A slogan branded the site “the original beach indoors,” boasting Europe’s first indoor surf pool, a tropical lagoon, rooftop monorail, splash pool, poolside sun tan beds, a dragon water slide, toddler’s jungle pool, bars and a restaurant and free night time entertainment.

The octopus and elephant slides were there since day one and were specially made as part of the concept design. Flumes and the dragon slide were added later on. When the memorable words, 'Waves in the lagoon pool' were called over the loudspeaker, many excited children came running to jostle for a position to experience the thrills of the wave machine.

For adults, there were coin operated sunbeds at the poolside and people were even allowed to smoke.

But the council always knew that the building materials being used, especially for the roof, only had a 15-year life span due to its exposure to the elements with being by the sea. Essential refurbishment works weren't carried out due to cuts in funding.

In 2001, the running of the Sun Centre was handed over to arms-length trust, Clwyd Leisure who later came under fire for its “ineffective management” and “sub-standard services.”

It was shut down suddenly in 2014 when the council pulled the plug on its £200k annual subsidy to the not-for-profit company.

Both bodies were heavily criticised for the failings that led to the demise of the attraction.

In 2016 locals waved goodbye to the much-loved water park during its demolition with the iconic slides thrown on the scrapheap.

A new water attraction SC2 (that doesn't stand for Sun Centre 2 apparently – although noone seems to know what it does stand for) was opened further up the promenade.

Meanwhile, Zip World's £2.5m Skyflyer attraction briefly loomed over the Sun Centre's grave promising unrivalled views from 400ft high when it was to open in 2022.

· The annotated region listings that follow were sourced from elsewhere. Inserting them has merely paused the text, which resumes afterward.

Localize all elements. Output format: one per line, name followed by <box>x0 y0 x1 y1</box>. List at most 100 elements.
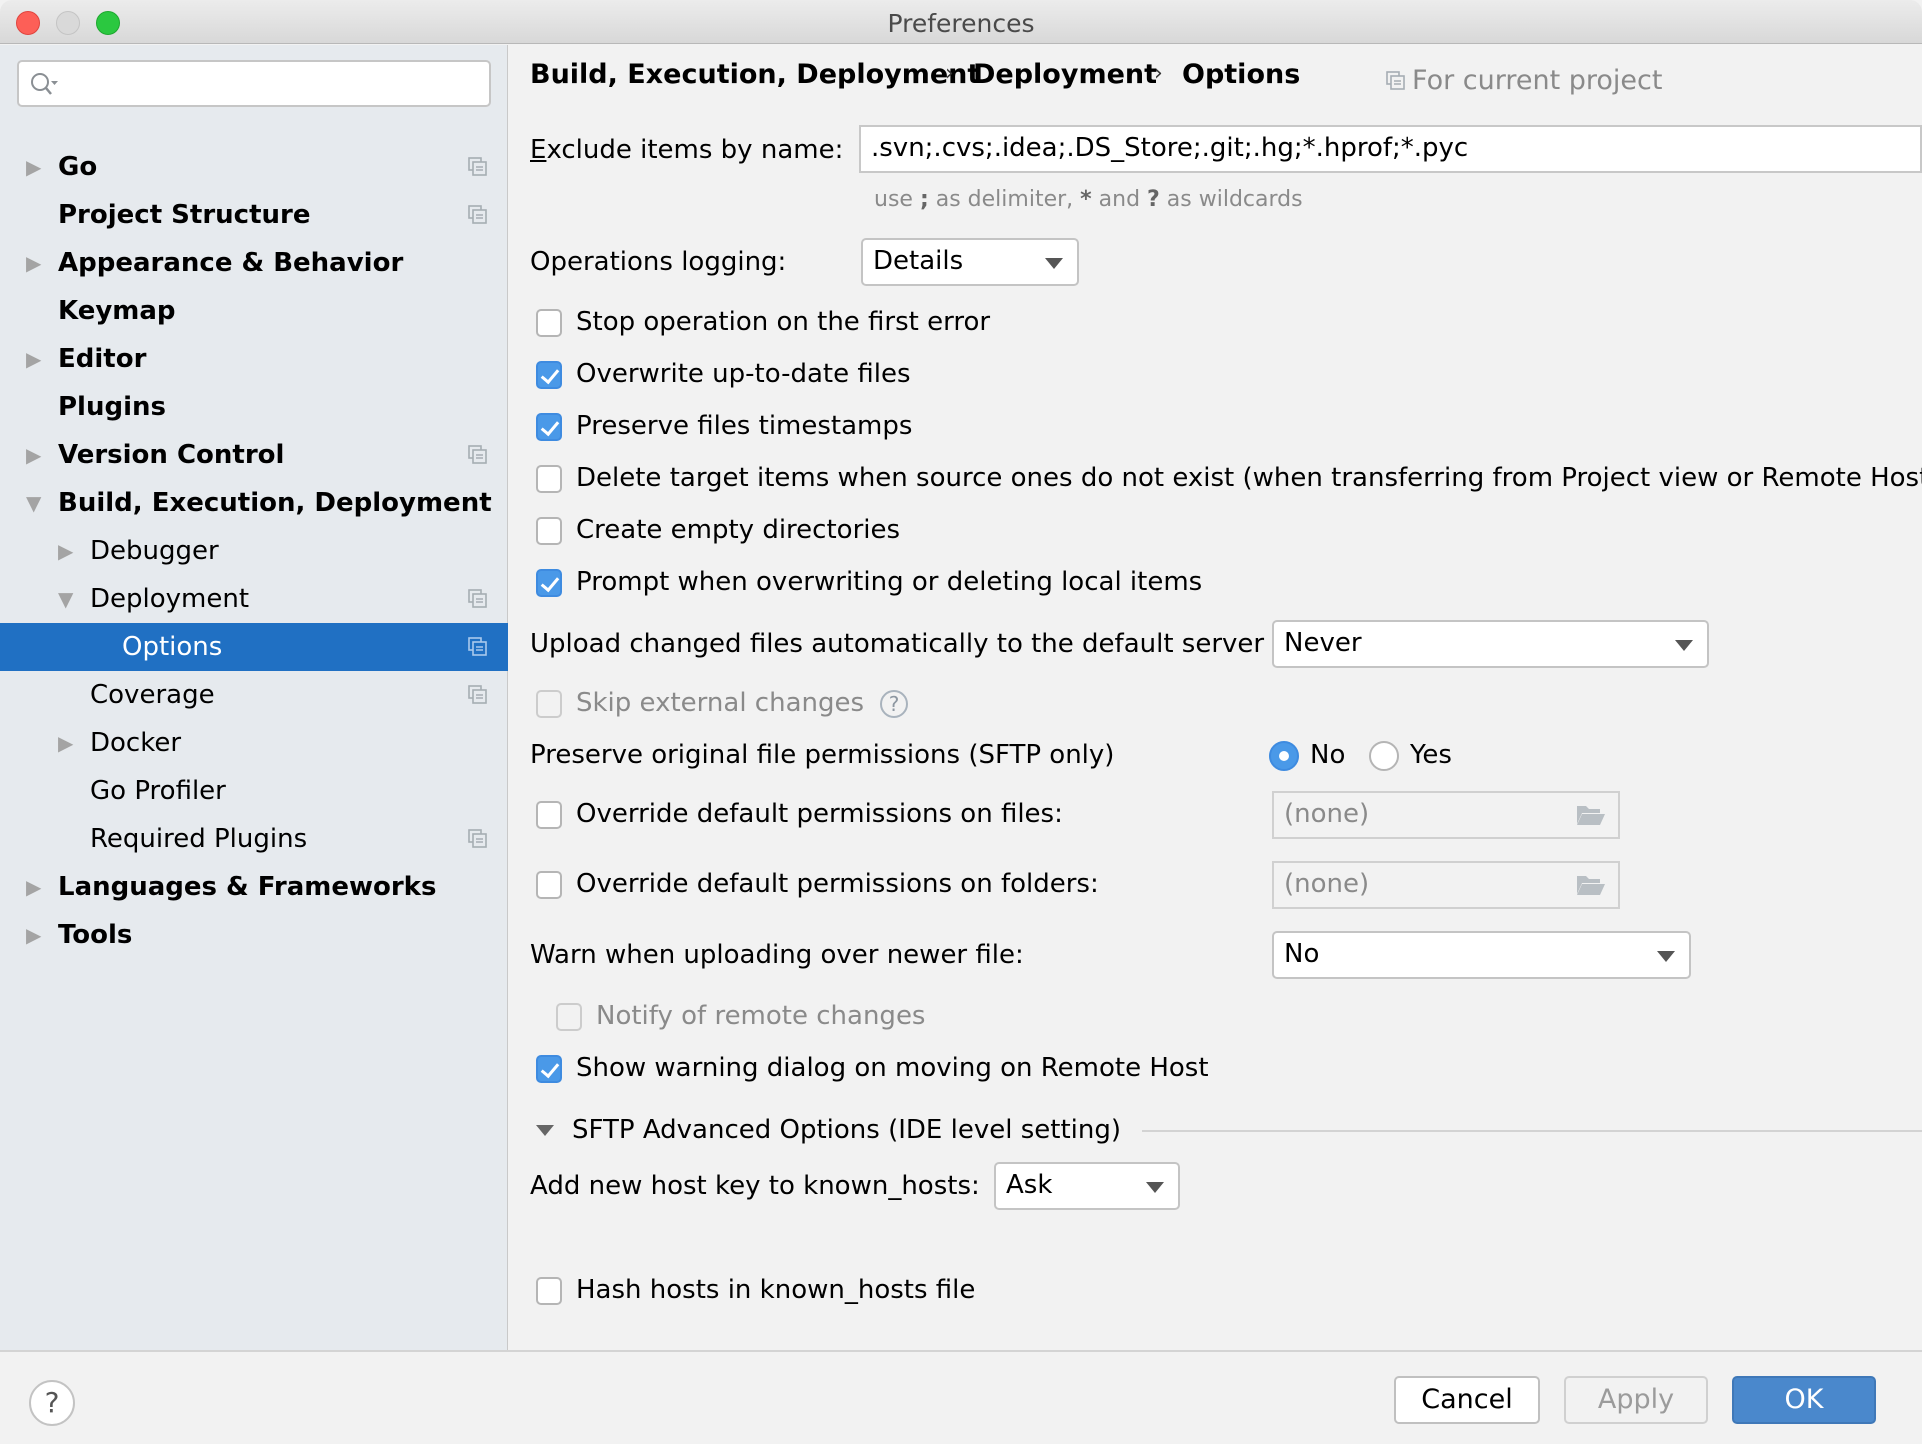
sidebar-item-label: Build, Execution, Deployment <box>58 488 492 518</box>
operations-logging-value: Details <box>873 246 964 276</box>
sidebar-item-debugger[interactable]: ▶ Debugger <box>0 527 508 575</box>
sidebar-item-required-plugins[interactable]: Required Plugins <box>0 815 508 863</box>
project-scope-icon <box>468 445 487 464</box>
option-checkbox[interactable] <box>536 517 562 545</box>
hint-wildcard: ? <box>1147 187 1160 212</box>
apply-button[interactable]: Apply <box>1564 1376 1708 1424</box>
option-checkbox[interactable] <box>536 361 562 389</box>
sidebar-item-label: Plugins <box>58 392 166 422</box>
override-files-permissions-checkbox[interactable] <box>536 801 562 829</box>
sftp-section-title[interactable]: SFTP Advanced Options (IDE level setting… <box>572 1115 1121 1145</box>
dialog-footer: ? Cancel Apply OK <box>0 1350 1922 1444</box>
sidebar-item-label: Debugger <box>90 536 219 566</box>
exclude-items-input[interactable]: .svn;.cvs;.idea;.DS_Store;.git;.hg;*.hpr… <box>859 125 1922 173</box>
warn-newer-file-value: No <box>1284 939 1320 969</box>
breadcrumb-separator: › <box>945 61 954 86</box>
sidebar-item-label: Options <box>122 632 223 662</box>
permissions-no-radio[interactable] <box>1269 741 1299 771</box>
sidebar-item-label: Deployment <box>90 584 250 614</box>
project-scope-icon <box>468 157 487 176</box>
expanded-arrow-icon[interactable]: ▼ <box>58 575 78 623</box>
operations-logging-dropdown[interactable]: Details <box>861 238 1079 286</box>
sidebar-item-appearance-behavior[interactable]: ▶ Appearance & Behavior <box>0 239 508 287</box>
show-warning-dialog-label: Show warning dialog on moving on Remote … <box>576 1053 1209 1083</box>
files-permissions-value: (none) <box>1284 799 1370 829</box>
warn-newer-file-dropdown[interactable]: No <box>1272 931 1691 979</box>
cancel-button[interactable]: Cancel <box>1394 1376 1540 1424</box>
folder-open-icon[interactable] <box>1576 804 1606 826</box>
collapsed-arrow-icon[interactable]: ▶ <box>26 239 46 287</box>
sidebar-item-project-structure[interactable]: Project Structure <box>0 191 508 239</box>
collapse-arrow-icon[interactable] <box>536 1125 554 1136</box>
notify-remote-changes-checkbox[interactable] <box>556 1003 582 1031</box>
upload-automatically-value: Never <box>1284 628 1362 658</box>
hash-hosts-checkbox[interactable] <box>536 1277 562 1305</box>
sidebar-item-go-profiler[interactable]: Go Profiler <box>0 767 508 815</box>
folder-open-icon[interactable] <box>1576 874 1606 896</box>
hash-hosts-label: Hash hosts in known_hosts file <box>576 1275 976 1305</box>
breadcrumb-item-options: Options <box>1182 59 1301 90</box>
option-checkbox[interactable] <box>536 309 562 337</box>
breadcrumb-separator: › <box>1154 61 1163 86</box>
override-folders-permissions-checkbox[interactable] <box>536 871 562 899</box>
option-checkbox-label: Create empty directories <box>576 515 901 545</box>
sidebar-item-label: Appearance & Behavior <box>58 248 404 278</box>
settings-search-input[interactable] <box>17 60 491 107</box>
sidebar-item-keymap[interactable]: Keymap <box>0 287 508 335</box>
sidebar-item-version-control[interactable]: ▶ Version Control <box>0 431 508 479</box>
sidebar-item-plugins[interactable]: Plugins <box>0 383 508 431</box>
sidebar-item-docker[interactable]: ▶ Docker <box>0 719 508 767</box>
host-key-dropdown[interactable]: Ask <box>994 1162 1180 1210</box>
hint-text: as delimiter, <box>928 187 1081 212</box>
sidebar-item-build-execution-deployment[interactable]: ▼ Build, Execution, Deployment <box>0 479 508 527</box>
sidebar-item-go[interactable]: ▶ Go <box>0 143 508 191</box>
chevron-down-icon <box>1657 951 1675 962</box>
override-files-permissions-label: Override default permissions on files: <box>576 799 1063 829</box>
option-checkbox[interactable] <box>536 413 562 441</box>
collapsed-arrow-icon[interactable]: ▶ <box>26 911 46 959</box>
ok-button[interactable]: OK <box>1732 1376 1876 1424</box>
sidebar-item-options[interactable]: Options <box>0 623 508 671</box>
collapsed-arrow-icon[interactable]: ▶ <box>58 527 78 575</box>
folders-permissions-field[interactable]: (none) <box>1272 861 1620 909</box>
breadcrumb-item-deployment[interactable]: Deployment <box>973 59 1157 90</box>
collapsed-arrow-icon[interactable]: ▶ <box>26 143 46 191</box>
sidebar-item-deployment[interactable]: ▼ Deployment <box>0 575 508 623</box>
breadcrumb-item-build[interactable]: Build, Execution, Deployment <box>530 59 980 90</box>
chevron-down-icon <box>1146 1182 1164 1193</box>
exclude-mnemonic: E <box>530 135 547 165</box>
sidebar-item-tools[interactable]: ▶ Tools <box>0 911 508 959</box>
sidebar-item-languages-frameworks[interactable]: ▶ Languages & Frameworks <box>0 863 508 911</box>
sidebar-item-editor[interactable]: ▶ Editor <box>0 335 508 383</box>
notify-remote-changes-label: Notify of remote changes <box>596 1001 926 1031</box>
sidebar-item-label: Coverage <box>90 680 215 710</box>
collapsed-arrow-icon[interactable]: ▶ <box>26 431 46 479</box>
permissions-yes-radio[interactable] <box>1369 741 1399 771</box>
files-permissions-field[interactable]: (none) <box>1272 791 1620 839</box>
sidebar-item-label: Version Control <box>58 440 285 470</box>
upload-automatically-dropdown[interactable]: Never <box>1272 620 1709 668</box>
expanded-arrow-icon[interactable]: ▼ <box>26 479 46 527</box>
options-panel: Build, Execution, Deployment › Deploymen… <box>509 45 1922 1350</box>
skip-external-changes-checkbox[interactable] <box>536 690 562 718</box>
help-button[interactable]: ? <box>29 1380 75 1426</box>
option-checkbox[interactable] <box>536 465 562 493</box>
exclude-label-rest: xclude items by name: <box>546 135 844 165</box>
sidebar-item-label: Go <box>58 152 98 182</box>
collapsed-arrow-icon[interactable]: ▶ <box>26 863 46 911</box>
option-checkbox[interactable] <box>536 569 562 597</box>
host-key-value: Ask <box>1006 1170 1053 1200</box>
option-checkbox-label: Delete target items when source ones do … <box>576 463 1922 493</box>
collapsed-arrow-icon[interactable]: ▶ <box>58 719 78 767</box>
sidebar-item-coverage[interactable]: Coverage <box>0 671 508 719</box>
sidebar-item-label: Project Structure <box>58 200 311 230</box>
option-checkbox-label: Preserve files timestamps <box>576 411 913 441</box>
permissions-yes-label: Yes <box>1410 740 1452 770</box>
settings-sidebar: ▶ Go Project Structure ▶ Appearance & Behavi… <box>0 45 508 1350</box>
collapsed-arrow-icon[interactable]: ▶ <box>26 335 46 383</box>
project-scope-icon <box>1386 71 1405 90</box>
show-warning-dialog-checkbox[interactable] <box>536 1055 562 1083</box>
sidebar-item-label: Tools <box>58 920 133 950</box>
sidebar-item-label: Required Plugins <box>90 824 308 854</box>
help-icon[interactable]: ? <box>880 690 908 718</box>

But the ill-fated blimp failed to get off the ground after a series of safety setbacks, with the remnants of Hurricane Lee putting an end to the giant inflatable.

Zip World say they are now "exploring other options" for the Rhyl site.

Rhyl resident, Glenn Mitchell, who watched the Sun Centre emerge and whose brother went on to be head electrician, said: “As a kid, I watched it being built.

"I couldn’t wait to get inside and see the wonders advertised.

"It was a fascinating place: the wave machine, the tropical look, it was warm, sunny full of life and fun, a haven away from the outside world come rain or shine.

“You didn’t need to go anywhere else as it was all contained in one place. Happy memories, now tinged with sadness that it’s gone.”